Arguments that employment and labor concerns aren't germane to Skydance Media's pending acquisition of Paramount Global and shouldn't be considered by the FCC aren't correct, according to Fuse Media and Teamsters Local 399. In a docket 24-275 filing posted Tuesday to recap a meeting with FCC Media Bureau and Office of General Counsel staffers, Fuse and the union said the transaction directly ties to likely job cuts at New Paramount, including at stations owned and operated by CBS. Station staffing can affect a licensee's ability to uphold the localism part of the public interest standard, they said.

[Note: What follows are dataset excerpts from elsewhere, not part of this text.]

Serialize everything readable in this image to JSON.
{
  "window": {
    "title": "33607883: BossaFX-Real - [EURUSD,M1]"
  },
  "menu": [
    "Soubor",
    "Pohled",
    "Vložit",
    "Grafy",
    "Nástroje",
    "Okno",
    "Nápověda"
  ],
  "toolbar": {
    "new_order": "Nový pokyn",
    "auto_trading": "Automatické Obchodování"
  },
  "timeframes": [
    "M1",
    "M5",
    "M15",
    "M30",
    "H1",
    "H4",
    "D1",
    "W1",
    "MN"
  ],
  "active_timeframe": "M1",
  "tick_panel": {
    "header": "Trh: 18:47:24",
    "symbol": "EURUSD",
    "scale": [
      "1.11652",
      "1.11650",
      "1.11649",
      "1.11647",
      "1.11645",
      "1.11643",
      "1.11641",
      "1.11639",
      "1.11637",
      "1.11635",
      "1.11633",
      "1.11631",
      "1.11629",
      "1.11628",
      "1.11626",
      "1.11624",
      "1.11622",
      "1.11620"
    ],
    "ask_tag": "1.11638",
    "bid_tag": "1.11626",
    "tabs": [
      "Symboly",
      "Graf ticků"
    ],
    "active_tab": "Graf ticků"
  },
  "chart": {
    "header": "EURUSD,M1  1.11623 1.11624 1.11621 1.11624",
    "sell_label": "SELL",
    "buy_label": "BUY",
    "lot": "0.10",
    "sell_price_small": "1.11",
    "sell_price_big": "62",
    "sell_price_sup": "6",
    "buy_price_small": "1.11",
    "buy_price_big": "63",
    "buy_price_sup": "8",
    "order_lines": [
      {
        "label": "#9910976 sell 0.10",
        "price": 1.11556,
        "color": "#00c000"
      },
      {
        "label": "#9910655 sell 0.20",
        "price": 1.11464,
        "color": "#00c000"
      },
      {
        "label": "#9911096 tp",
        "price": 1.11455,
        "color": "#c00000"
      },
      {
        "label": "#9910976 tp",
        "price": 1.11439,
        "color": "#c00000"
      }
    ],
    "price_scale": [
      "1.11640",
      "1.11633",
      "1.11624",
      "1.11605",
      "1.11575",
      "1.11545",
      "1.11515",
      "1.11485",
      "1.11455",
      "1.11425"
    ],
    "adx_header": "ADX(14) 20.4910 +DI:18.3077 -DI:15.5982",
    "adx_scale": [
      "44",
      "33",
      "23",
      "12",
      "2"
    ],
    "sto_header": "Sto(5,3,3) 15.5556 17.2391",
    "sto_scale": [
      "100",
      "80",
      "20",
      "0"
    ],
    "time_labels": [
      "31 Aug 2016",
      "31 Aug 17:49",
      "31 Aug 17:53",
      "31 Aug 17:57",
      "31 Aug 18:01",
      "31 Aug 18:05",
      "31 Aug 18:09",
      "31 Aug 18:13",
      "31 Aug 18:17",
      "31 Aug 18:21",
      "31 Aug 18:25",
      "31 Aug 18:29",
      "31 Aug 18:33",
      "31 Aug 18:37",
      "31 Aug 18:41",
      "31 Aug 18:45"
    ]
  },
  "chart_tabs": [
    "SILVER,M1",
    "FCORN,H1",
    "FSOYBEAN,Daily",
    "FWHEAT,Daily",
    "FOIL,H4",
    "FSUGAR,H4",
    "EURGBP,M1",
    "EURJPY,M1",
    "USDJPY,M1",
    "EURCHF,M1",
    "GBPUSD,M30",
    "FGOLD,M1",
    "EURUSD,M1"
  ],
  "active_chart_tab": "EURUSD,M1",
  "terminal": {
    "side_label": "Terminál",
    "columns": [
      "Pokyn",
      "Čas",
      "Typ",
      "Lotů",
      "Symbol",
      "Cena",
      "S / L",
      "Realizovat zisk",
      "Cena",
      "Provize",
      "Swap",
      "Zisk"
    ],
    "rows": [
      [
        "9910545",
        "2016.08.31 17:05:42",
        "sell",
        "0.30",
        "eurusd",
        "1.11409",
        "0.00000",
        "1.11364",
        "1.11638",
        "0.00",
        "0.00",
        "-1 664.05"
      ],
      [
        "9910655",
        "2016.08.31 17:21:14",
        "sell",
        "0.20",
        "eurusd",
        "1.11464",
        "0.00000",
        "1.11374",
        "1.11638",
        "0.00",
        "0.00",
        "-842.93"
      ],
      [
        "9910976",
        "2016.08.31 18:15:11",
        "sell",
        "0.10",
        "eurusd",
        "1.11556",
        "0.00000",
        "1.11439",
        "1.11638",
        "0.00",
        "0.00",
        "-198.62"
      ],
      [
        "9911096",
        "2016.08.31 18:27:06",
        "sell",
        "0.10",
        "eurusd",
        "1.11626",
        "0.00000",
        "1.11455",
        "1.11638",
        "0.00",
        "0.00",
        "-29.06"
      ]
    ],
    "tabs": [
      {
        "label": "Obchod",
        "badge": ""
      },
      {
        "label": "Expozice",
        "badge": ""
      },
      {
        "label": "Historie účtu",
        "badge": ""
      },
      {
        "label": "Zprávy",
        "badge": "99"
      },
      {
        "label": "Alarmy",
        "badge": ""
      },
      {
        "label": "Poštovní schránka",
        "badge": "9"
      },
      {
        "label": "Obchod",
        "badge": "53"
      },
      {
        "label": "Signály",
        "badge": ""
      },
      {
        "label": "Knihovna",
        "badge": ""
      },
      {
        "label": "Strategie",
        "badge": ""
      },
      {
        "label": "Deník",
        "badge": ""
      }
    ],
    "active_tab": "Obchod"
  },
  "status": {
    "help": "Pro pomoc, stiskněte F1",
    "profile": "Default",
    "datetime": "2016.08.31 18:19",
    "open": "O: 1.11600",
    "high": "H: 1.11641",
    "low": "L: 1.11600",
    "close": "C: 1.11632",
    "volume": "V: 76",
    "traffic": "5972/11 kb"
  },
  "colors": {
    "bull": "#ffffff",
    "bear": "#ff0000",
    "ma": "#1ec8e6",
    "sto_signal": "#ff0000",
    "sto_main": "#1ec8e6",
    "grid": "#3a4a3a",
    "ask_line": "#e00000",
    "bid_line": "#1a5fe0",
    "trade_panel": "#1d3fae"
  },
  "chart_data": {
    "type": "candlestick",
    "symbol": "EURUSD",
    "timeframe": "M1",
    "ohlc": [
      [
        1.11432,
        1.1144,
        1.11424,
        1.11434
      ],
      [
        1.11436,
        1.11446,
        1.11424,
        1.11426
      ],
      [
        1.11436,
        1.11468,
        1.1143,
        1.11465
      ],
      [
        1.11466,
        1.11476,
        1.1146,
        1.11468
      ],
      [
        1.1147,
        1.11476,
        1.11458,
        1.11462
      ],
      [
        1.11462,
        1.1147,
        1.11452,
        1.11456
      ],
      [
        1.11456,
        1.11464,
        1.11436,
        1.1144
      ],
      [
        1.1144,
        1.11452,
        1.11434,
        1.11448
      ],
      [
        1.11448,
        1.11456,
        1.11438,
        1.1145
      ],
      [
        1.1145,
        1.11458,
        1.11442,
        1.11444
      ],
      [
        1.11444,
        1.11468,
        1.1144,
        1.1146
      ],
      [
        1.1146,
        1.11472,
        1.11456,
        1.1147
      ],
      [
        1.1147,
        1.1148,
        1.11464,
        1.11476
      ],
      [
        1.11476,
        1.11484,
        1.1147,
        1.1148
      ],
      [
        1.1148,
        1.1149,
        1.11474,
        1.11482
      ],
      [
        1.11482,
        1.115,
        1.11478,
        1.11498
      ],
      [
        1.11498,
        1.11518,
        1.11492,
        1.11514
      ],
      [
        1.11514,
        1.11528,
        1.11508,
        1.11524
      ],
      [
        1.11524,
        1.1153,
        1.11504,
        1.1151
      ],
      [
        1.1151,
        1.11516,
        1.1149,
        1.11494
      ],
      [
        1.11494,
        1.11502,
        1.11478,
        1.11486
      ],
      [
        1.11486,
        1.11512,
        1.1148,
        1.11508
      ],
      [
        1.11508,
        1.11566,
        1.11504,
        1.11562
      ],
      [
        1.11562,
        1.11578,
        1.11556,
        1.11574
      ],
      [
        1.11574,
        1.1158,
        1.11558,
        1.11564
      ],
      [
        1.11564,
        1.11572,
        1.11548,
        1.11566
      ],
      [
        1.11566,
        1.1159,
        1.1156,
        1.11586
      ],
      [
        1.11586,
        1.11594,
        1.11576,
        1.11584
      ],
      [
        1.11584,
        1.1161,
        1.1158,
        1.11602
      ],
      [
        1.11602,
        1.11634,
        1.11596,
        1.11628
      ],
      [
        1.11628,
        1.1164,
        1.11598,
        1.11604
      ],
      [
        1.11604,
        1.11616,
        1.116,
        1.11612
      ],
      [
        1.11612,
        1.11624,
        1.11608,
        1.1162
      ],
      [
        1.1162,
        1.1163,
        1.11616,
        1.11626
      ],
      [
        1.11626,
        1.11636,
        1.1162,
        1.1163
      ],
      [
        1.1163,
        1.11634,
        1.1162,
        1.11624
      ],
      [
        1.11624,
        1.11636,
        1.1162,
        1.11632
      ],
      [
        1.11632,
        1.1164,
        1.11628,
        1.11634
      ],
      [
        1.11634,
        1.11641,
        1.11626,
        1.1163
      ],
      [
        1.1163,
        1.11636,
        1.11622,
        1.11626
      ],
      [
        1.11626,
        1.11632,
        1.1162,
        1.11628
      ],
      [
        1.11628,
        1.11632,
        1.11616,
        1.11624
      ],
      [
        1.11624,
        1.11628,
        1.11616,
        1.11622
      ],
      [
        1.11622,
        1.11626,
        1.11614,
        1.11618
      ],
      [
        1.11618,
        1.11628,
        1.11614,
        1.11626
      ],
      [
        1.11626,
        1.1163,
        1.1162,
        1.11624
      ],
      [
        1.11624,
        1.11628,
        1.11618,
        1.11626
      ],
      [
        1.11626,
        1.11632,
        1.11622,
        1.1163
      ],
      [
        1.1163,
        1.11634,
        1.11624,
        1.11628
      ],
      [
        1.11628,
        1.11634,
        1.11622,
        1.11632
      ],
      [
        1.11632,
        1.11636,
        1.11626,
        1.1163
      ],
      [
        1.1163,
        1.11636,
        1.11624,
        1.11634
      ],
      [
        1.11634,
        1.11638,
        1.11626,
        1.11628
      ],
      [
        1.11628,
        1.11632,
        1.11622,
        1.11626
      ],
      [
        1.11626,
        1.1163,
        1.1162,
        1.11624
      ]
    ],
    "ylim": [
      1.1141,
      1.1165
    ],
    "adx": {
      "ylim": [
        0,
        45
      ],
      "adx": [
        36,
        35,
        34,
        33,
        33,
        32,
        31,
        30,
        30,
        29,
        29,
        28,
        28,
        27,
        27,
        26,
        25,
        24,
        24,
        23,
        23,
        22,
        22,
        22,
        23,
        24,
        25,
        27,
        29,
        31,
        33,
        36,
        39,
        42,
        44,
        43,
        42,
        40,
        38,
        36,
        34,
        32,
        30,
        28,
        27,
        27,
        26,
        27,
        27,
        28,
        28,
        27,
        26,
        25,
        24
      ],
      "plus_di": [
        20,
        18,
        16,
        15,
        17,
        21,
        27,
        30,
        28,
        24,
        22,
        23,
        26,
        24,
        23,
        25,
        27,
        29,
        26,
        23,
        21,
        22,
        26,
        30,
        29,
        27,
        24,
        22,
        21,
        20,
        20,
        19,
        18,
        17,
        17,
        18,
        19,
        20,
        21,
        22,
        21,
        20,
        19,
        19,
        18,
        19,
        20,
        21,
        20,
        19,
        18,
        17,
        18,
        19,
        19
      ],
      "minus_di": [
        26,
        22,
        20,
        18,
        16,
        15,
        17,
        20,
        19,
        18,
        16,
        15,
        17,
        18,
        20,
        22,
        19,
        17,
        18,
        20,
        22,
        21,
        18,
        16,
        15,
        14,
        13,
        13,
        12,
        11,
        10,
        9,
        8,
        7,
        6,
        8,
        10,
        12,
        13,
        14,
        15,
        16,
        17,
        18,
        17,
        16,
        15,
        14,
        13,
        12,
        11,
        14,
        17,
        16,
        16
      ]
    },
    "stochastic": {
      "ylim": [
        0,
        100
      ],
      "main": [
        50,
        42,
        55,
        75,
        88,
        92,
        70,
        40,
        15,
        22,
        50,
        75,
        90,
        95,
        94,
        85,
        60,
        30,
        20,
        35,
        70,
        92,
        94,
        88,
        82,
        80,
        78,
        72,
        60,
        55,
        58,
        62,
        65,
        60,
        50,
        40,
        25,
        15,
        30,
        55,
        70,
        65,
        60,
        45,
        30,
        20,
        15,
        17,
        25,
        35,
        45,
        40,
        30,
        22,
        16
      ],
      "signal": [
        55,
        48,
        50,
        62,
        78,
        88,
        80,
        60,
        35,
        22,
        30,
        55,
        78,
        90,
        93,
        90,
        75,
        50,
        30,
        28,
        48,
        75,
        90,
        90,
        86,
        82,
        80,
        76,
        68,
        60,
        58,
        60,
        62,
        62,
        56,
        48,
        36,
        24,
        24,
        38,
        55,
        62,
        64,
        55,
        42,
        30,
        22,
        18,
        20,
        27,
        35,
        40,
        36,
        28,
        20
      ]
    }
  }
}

Fuse and the union suggested a station-level staffing requirement that would keep full-time employment stable for eight years. It also would bar New Paramount from consolidating operations across stations or outsourcing work previously done by full-time staffers.
Paramount Global has eliminated its diversity, equity and inclusion programs in the face of America First Legal lawsuits against the company and its CBS subsidiary, the conservative administrative law nonprofit said last week. AFL said it has also secured a settlement with Paramount and CBS regarding an AFL client -- a script supervisor for the show SEAL Team -- who alleged discrimination by dint of not being an underrepresented minority. Paramount has committed to no longer setting numerical goals related to race, ethnicity, sex or gender and no longer collecting demographic data of applicants, AFL said. Paramount didn't comment Friday. FCC Chairman Brendan Carr has also targeted DEI initiatives at companies the agency regulates (see 2503280038).